# Quiz: Jensen's Alpha

If the AM Growth Fund is considered to be well-diversified, which measure would be more appropriate in evaluating its risk/return performance? A) The Treynor measure. B) The Sharpe ratio. C) Jensen’s Alpha measure.

I would say A.

Me 2. Why C is wrong?

Sharpe Ratio and Jensen’s Alpha considers Total Risk(Systematic Risk and + Unsystematic Risk). AM considers only systematic risk(Well-Diversified), Treynor Measure is appropriate.

overdope Wrote: ------------------------------------------------------- > Sharpe Ratio and Jensen’s Alpha considers Total > Risk(Systematic Risk and + Unsystematic Risk). > AM considers only systematic > risk(Well-Diversified), Treynor Measure is > appropriate.
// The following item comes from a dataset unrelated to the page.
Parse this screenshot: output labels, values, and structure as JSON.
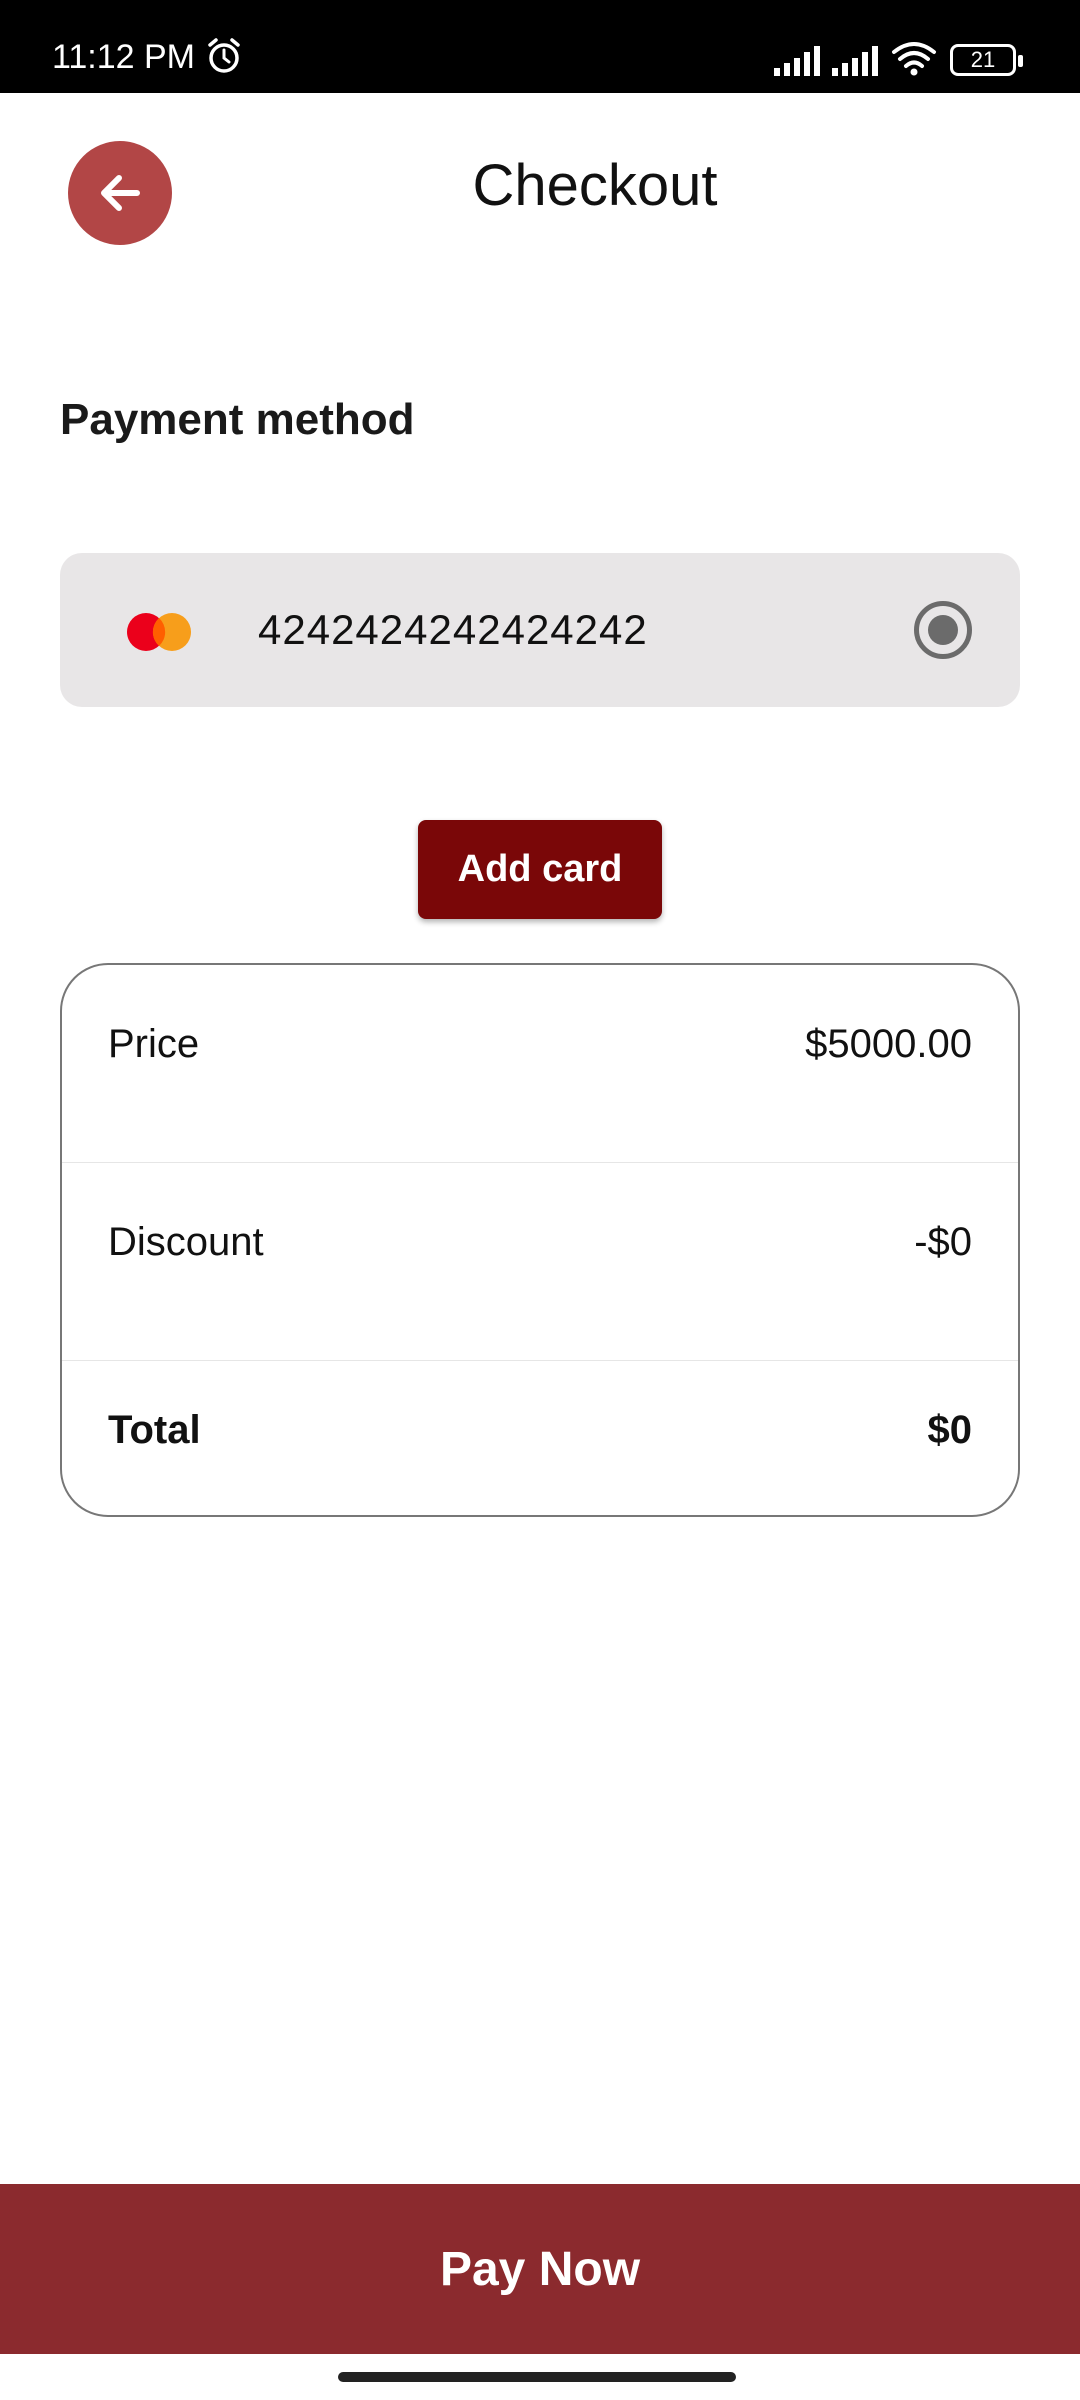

I tot Jensen’s is the same as Treynor, which only takes Beta, systematic risk?

overdope Wrote: ------------------------------------------------------- > Sharpe Ratio and Jensen’s Alpha considers Total > Risk(Systematic Risk and + Unsystematic Risk). > AM considers only systematic > risk(Well-Diversified), Treynor Measure is > appropriate. Jensen’s alpha measures excess return given systematic risk, beta, of the portfolio but Treynor measures unit excess return per systematic risk taken. Jensen’s provides the total alpha (excess return) generated.

Agree with Tega

A

A

Lol… Why is this quiz called Jensen’s alpha A

ole give away the punchline before the joke

If the portfolio is well diversified, Then Total risk should be approximately equal to systematic risk. I assume all three should be the same.

Xtra Wrote: ------------------------------------------------------- > Lol… Why is this quiz called Jensen’s alpha > > > A Because choosing A is easy, but why C is wrong?
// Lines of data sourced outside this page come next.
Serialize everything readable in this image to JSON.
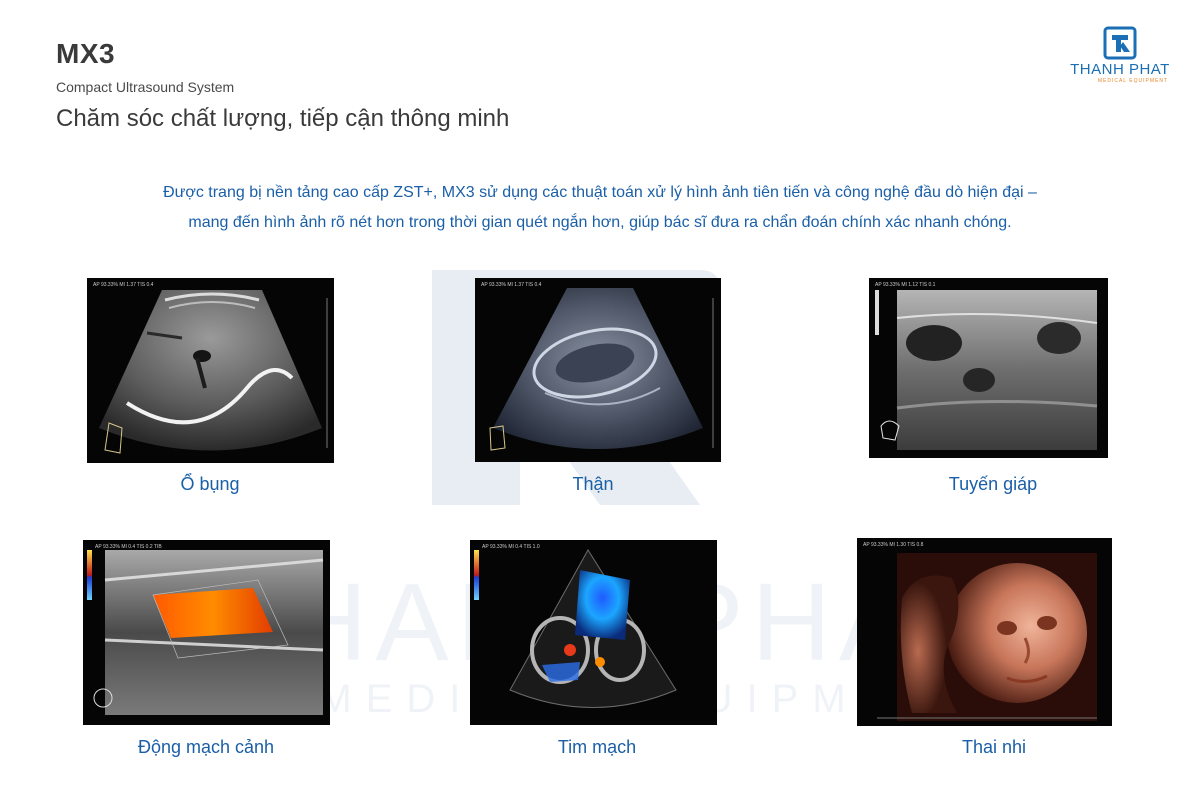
{
  "header": {
    "product_name": "MX3",
    "product_subtitle": "Compact Ultrasound System",
    "slogan": "Chăm sóc chất lượng, tiếp cận thông minh"
  },
  "logo": {
    "name": "THANH PHAT",
    "tagline": "MEDICAL EQUIPMENT",
    "icon": "tp-logo-icon",
    "color": "#1a6fb5",
    "accent": "#e9882a"
  },
  "intro": {
    "line1": "Được trang bị nền tảng cao cấp ZST+, MX3 sử dụng các thuật toán xử lý hình ảnh tiên tiến và công nghệ đầu dò hiện đại –",
    "line2": "mang đến hình ảnh rõ nét hơn trong thời gian quét ngắn hơn, giúp bác sĩ đưa ra chẩn đoán chính xác nhanh chóng."
  },
  "watermark": {
    "text_top": "THANH PHAT",
    "text_bottom": "MEDICAL EQUIPMENT"
  },
  "images": [
    {
      "caption": "Ổ bụng",
      "overlay": "AP 93.33%  MI 1.37  TIS 0.4"
    },
    {
      "caption": "Thận",
      "overlay": "AP 93.33%  MI 1.37  TIS 0.4"
    },
    {
      "caption": "Tuyến giáp",
      "overlay": "AP 93.33%  MI 1.12  TIS 0.1"
    },
    {
      "caption": "Động mạch cảnh",
      "overlay": "AP 93.33%  MI 0.4  TIS 0.2  TIB"
    },
    {
      "caption": "Tim mạch",
      "overlay": "AP 93.33%  MI 0.4  TIS 1.0"
    },
    {
      "caption": "Thai nhi",
      "overlay": "AP 93.33%  MI 1.30  TIS 0.8"
    }
  ],
  "colors": {
    "heading": "#3a3a3a",
    "blue_text": "#1a5fa8",
    "watermark": "#cfd9e6"
  }
}
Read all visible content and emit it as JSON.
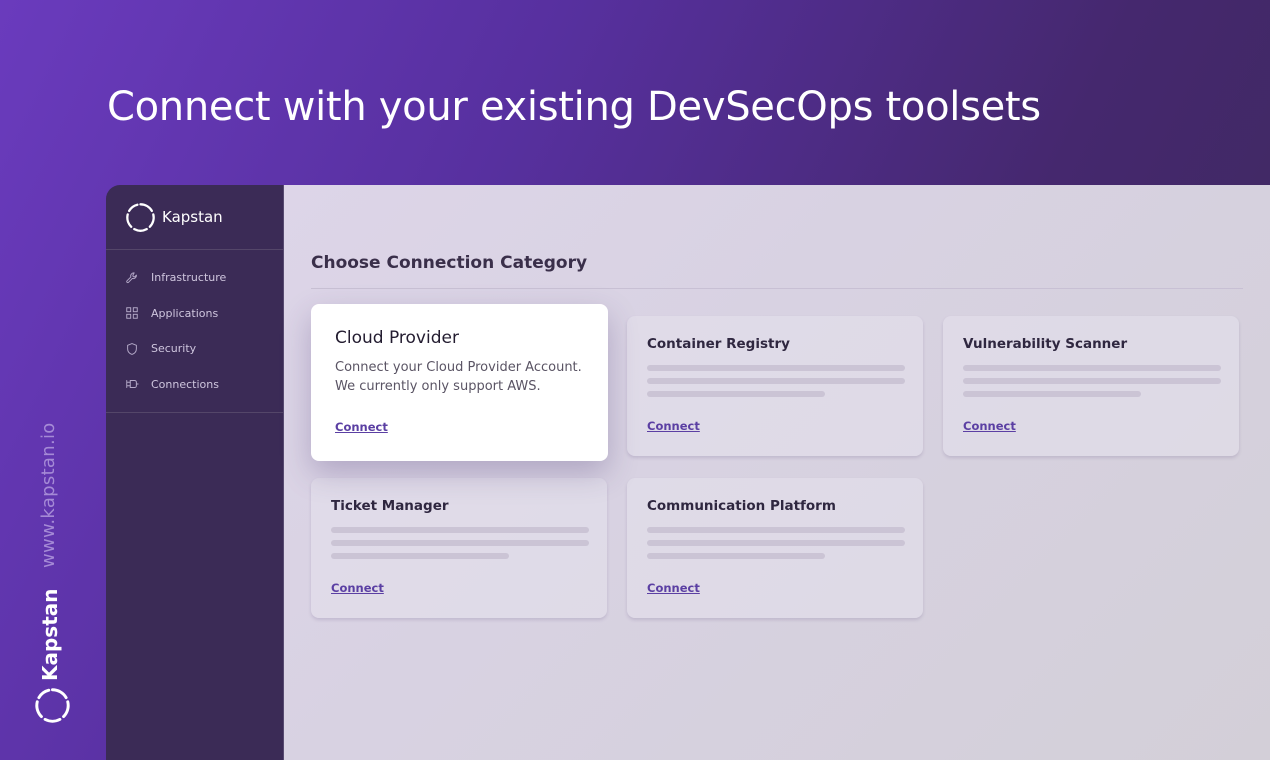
{
  "headline": "Connect with your existing DevSecOps toolsets",
  "side": {
    "url": "www.kapstan.io",
    "brand": "Kapstan"
  },
  "app": {
    "brand": "Kapstan",
    "nav": [
      {
        "label": "Infrastructure",
        "icon": "wrench-icon"
      },
      {
        "label": "Applications",
        "icon": "grid-icon"
      },
      {
        "label": "Security",
        "icon": "shield-icon"
      },
      {
        "label": "Connections",
        "icon": "plug-icon"
      }
    ],
    "section_title": "Choose Connection Category",
    "cards": [
      {
        "title": "Cloud Provider",
        "description": "Connect your Cloud Provider Account. We currently only support AWS.",
        "link": "Connect",
        "active": true
      },
      {
        "title": "Container Registry",
        "link": "Connect"
      },
      {
        "title": "Vulnerability Scanner",
        "link": "Connect"
      },
      {
        "title": "Ticket Manager",
        "link": "Connect"
      },
      {
        "title": "Communication Platform",
        "link": "Connect"
      }
    ]
  },
  "colors": {
    "accent": "#5b3fa3",
    "sidebar": "#3b2b56",
    "background": "#6a3bbd"
  }
}
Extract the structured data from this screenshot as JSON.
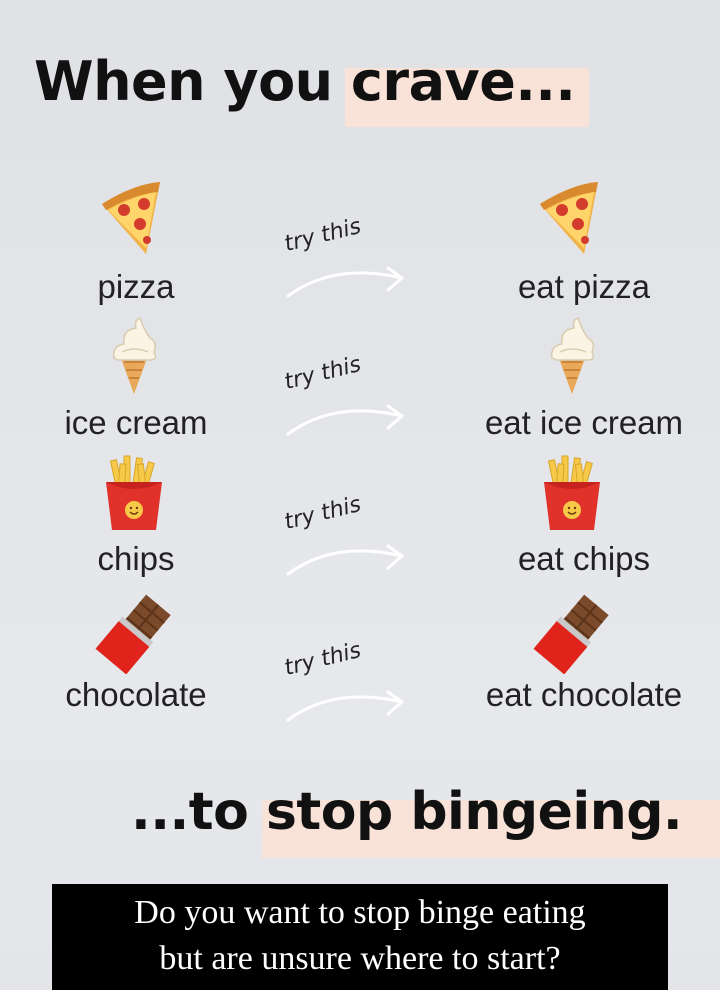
{
  "title": {
    "prefix": "When you ",
    "highlight": "crave..."
  },
  "try_label": "try this",
  "rows": [
    {
      "icon": "pizza-icon",
      "left": "pizza",
      "right": "eat pizza"
    },
    {
      "icon": "ice-cream-icon",
      "left": "ice cream",
      "right": "eat ice cream"
    },
    {
      "icon": "fries-icon",
      "left": "chips",
      "right": "eat chips"
    },
    {
      "icon": "chocolate-icon",
      "left": "chocolate",
      "right": "eat chocolate"
    }
  ],
  "bottom": {
    "prefix": "...to ",
    "highlight": "stop bingeing."
  },
  "cta": {
    "line1": "Do you want to stop binge eating",
    "line2": "but are unsure where to start?"
  },
  "colors": {
    "highlight": "#f9e2d8",
    "text": "#111111",
    "cta_bg": "#000000"
  }
}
hellscream Wrote: ------------------------------------------------------- > Xtra Wrote: > -------------------------------------------------- > ----- > > Lol… Why is this quiz called Jensen’s alpha > > > > > > A > > > Because choosing A is easy, but why C is wrong? I had that same question and thought the same thing. Schweser gave a great reason that it was Treynor was risk adjusted. I guess subtracting out Beta(MKT - RFR) provides more information than dividing by beta on risk. The more you read the CFA curriculum the more you realize Schweser has not been updated in a long time and their interpretations are just that interpretations of the problems.
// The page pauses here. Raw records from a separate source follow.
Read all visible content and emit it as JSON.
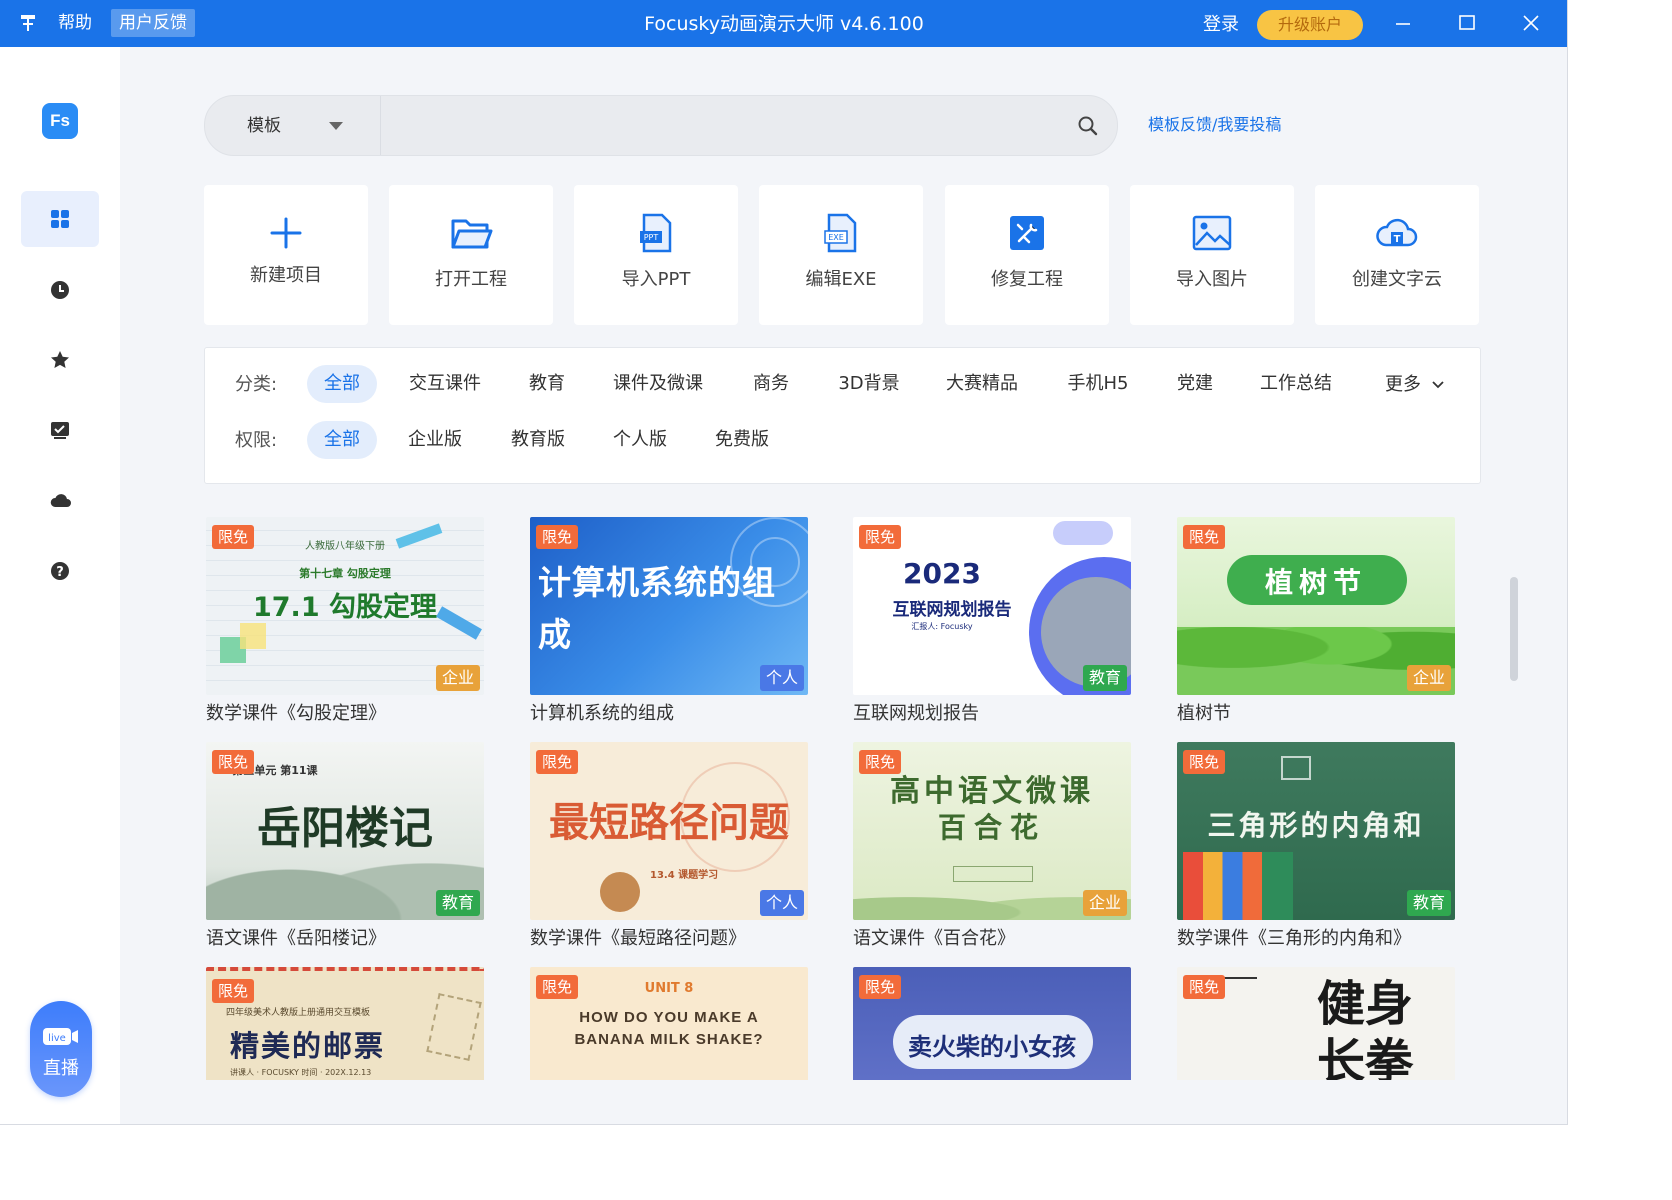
{
  "titlebar": {
    "menu_help": "帮助",
    "menu_feedback": "用户反馈",
    "title": "Focusky动画演示大师 v4.6.100",
    "login": "登录",
    "upgrade": "升级账户"
  },
  "sidebar": {
    "logo": "Fs",
    "live_badge": "live",
    "live_label": "直播"
  },
  "search": {
    "type_label": "模板",
    "placeholder": "",
    "feedback_link": "模板反馈/我要投稿"
  },
  "actions": [
    {
      "label": "新建项目",
      "icon": "plus-icon"
    },
    {
      "label": "打开工程",
      "icon": "folder-open-icon"
    },
    {
      "label": "导入PPT",
      "icon": "ppt-file-icon",
      "tag": "PPT"
    },
    {
      "label": "编辑EXE",
      "icon": "exe-file-icon",
      "tag": "EXE"
    },
    {
      "label": "修复工程",
      "icon": "repair-tools-icon"
    },
    {
      "label": "导入图片",
      "icon": "image-icon"
    },
    {
      "label": "创建文字云",
      "icon": "word-cloud-icon",
      "tag": "T"
    }
  ],
  "filters": {
    "category_label": "分类:",
    "categories": [
      "全部",
      "交互课件",
      "教育",
      "课件及微课",
      "商务",
      "3D背景",
      "大赛精品",
      "手机H5",
      "党建",
      "工作总结"
    ],
    "more": "更多",
    "permission_label": "权限:",
    "permissions": [
      "全部",
      "企业版",
      "教育版",
      "个人版",
      "免费版"
    ]
  },
  "templates": [
    {
      "name": "数学课件《勾股定理》",
      "free": "限免",
      "type": "企业",
      "thumb_title": "17.1 勾股定理",
      "thumb_sub": "第十七章 勾股定理",
      "thumb_top": "人教版八年级下册"
    },
    {
      "name": "计算机系统的组成",
      "free": "限免",
      "type": "个人",
      "thumb_title": "计算机系统的组成",
      "thumb_sub": "",
      "thumb_top": ""
    },
    {
      "name": "互联网规划报告",
      "free": "限免",
      "type": "教育",
      "thumb_title": "2023",
      "thumb_sub": "互联网规划报告",
      "thumb_top": "汇报人: Focusky"
    },
    {
      "name": "植树节",
      "free": "限免",
      "type": "企业",
      "thumb_title": "植树节",
      "thumb_sub": "",
      "thumb_top": ""
    },
    {
      "name": "语文课件《岳阳楼记》",
      "free": "限免",
      "type": "教育",
      "thumb_title": "岳阳楼记",
      "thumb_sub": "第三单元 第11课",
      "thumb_top": ""
    },
    {
      "name": "数学课件《最短路径问题》",
      "free": "限免",
      "type": "个人",
      "thumb_title": "最短路径问题",
      "thumb_sub": "13.4 课题学习",
      "thumb_top": ""
    },
    {
      "name": "语文课件《百合花》",
      "free": "限免",
      "type": "企业",
      "thumb_title": "高中语文微课",
      "thumb_sub": "百合花",
      "thumb_top": ""
    },
    {
      "name": "数学课件《三角形的内角和》",
      "free": "限免",
      "type": "教育",
      "thumb_title": "三角形的内角和",
      "thumb_sub": "",
      "thumb_top": ""
    },
    {
      "name": "",
      "free": "限免",
      "type": "",
      "thumb_title": "精美的邮票",
      "thumb_sub": "讲课人 · FOCUSKY    时间 · 202X.12.13",
      "thumb_top": "四年级美术人教版上册通用交互模板"
    },
    {
      "name": "",
      "free": "限免",
      "type": "",
      "thumb_title": "HOW DO YOU MAKE A BANANA MILK SHAKE?",
      "thumb_sub": "",
      "thumb_top": "UNIT 8"
    },
    {
      "name": "",
      "free": "限免",
      "type": "",
      "thumb_title": "卖火柴的小女孩",
      "thumb_sub": "",
      "thumb_top": ""
    },
    {
      "name": "",
      "free": "限免",
      "type": "",
      "thumb_title": "健身长拳",
      "thumb_sub": "",
      "thumb_top": ""
    }
  ],
  "colors": {
    "accent": "#1a73e8",
    "free_badge": "#f26b3a",
    "type_enterprise": "#e8a23a",
    "type_personal": "#4a78e6",
    "type_education": "#2fa84f"
  }
}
If it is well diversified then no difference between A or B, and even C should be close. SO all three are the same

aaaaaaaaaaaaaaaaaaaaaaaaaaaaaaaaaaaaaaaaaaaaaaaa

I think the idea here is to choose the BEST answer. Yes, the Treynor Ratio and Jensen’s Alpha both use Beta and both basically tell you the same thing, which is a risk adjusted return. But the question is asking us which is most appropriate for evaluating “risk/return performance” So the measure we are looking for is a ratio of risk/return or return/risk. Jensen’s Alpha is not a ratio, but the Treynor Ratio is. Treynor is giving us the return per unit of systematic risk. So because Treynor is a ratio, A is a BETTER answer than C. As for answer B, I don’t think we can assume there is no systematic risk despite the description of the fund as “well-diversified.” I may be wrong, but I don’t think we can ever formally say that ALL non-systematic risk has been diversified away…unless we are holding all securities in the market.

Why it is not a sharp ratio …if all unsyst risks are diversified …so the sharp ratio should equal Treynor ratio …right?

You can’t use the Sharpe Ratio for the reason I stated earlier: I don’t think we can ever formally say that ALL non-systematic risk has been diversified away. So even though the fund is well diversified, it still has some small amount of non-systematic risk. So Sharpe is inappropriate here.

Jensen gives no sense of scale? Only an alpha, but we don’t know whether the alpha was generated over a low beta or high beta?